- Caption
- Prosecution witness Dr. Leo Alexander explains the nature of some of the experiments performed on prisoners during his testimony at the Doctors Trial.
The former prisoner with him is a Polish woman, Maria Broel Plater (Skassa), brought in as a witness.
- Date
-
1946 December 20
- Locale
- Nuremberg, [Bavaria] Germany
- Variant Locale
- Nurnberg
- Photo Credit
- United States Holocaust Memorial Museum, courtesy of National Archives and Records Administration, College Park
- Event History
- On October 25, 1946, the U.S. Military Government for Germany created the Military Tribunal I, which conducted the first of the Subsequent Nuremberg Proceedings, the Medical Case trial. On November 5, indictments were served to 23 SS physicians, scientists, and officials.
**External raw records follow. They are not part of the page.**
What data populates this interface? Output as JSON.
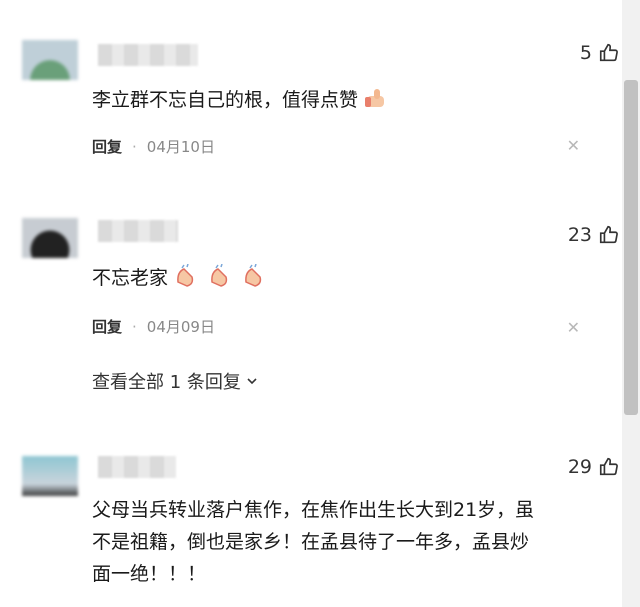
{
  "comments": [
    {
      "likes": "5",
      "text": "李立群不忘自己的根，值得点赞",
      "reply_label": "回复",
      "separator": "·",
      "date": "04月10日"
    },
    {
      "likes": "23",
      "text": "不忘老家",
      "reply_label": "回复",
      "separator": "·",
      "date": "04月09日"
    },
    {
      "likes": "29",
      "text_line1": "父母当兵转业落户焦作，在焦作出生长大到21岁，虽",
      "text_line2": "不是祖籍，倒也是家乡！在孟县待了一年多，孟县炒",
      "text_line3": "面一绝！！！"
    }
  ],
  "view_all_replies": "查看全部 1 条回复",
  "icons": {
    "like": "thumbs-up-icon",
    "close": "close-icon",
    "chevron": "chevron-down-icon",
    "emoji_thumb": "thumbs-up-emoji",
    "emoji_clap": "clap-emoji"
  },
  "colors": {
    "text": "#1a1a1a",
    "meta": "#888888",
    "scrollbar": "#c1c1c1"
  }
}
The defendants were indicted on four counts: participation in the common design or conspiracy, war crimes, crimes against humanity and membership in criminal organizations. The defendants were accused of committing "murders, brutalities, cruelties, tortures, atrocities and other inhuman acts" on German civilians and nationals of other countries through a series of specific medical experiments dealing with the effects of high altitude, low temperature, seawater, typhus, infectious jaundice, sulfa drugs, bone grafting, and mustard gas, as well as through the Euthanasia and forced sterilization programs. The defendants were arraigned on November 21 and the trial ran from December 9, 1946 to July 19, 1947. The Tribunal rendered its judgment on August 20, finding fifteen of the defendants guilty, seven not guilty and one guilty only of membership in a criminal organization. The sentences were announced on August 21. Seven were sentenced to death, five to life terms, and four to terms of between 10 to 20 years. Those sentenced to death were hanged on June 2, 1948 at the Landsberg prison.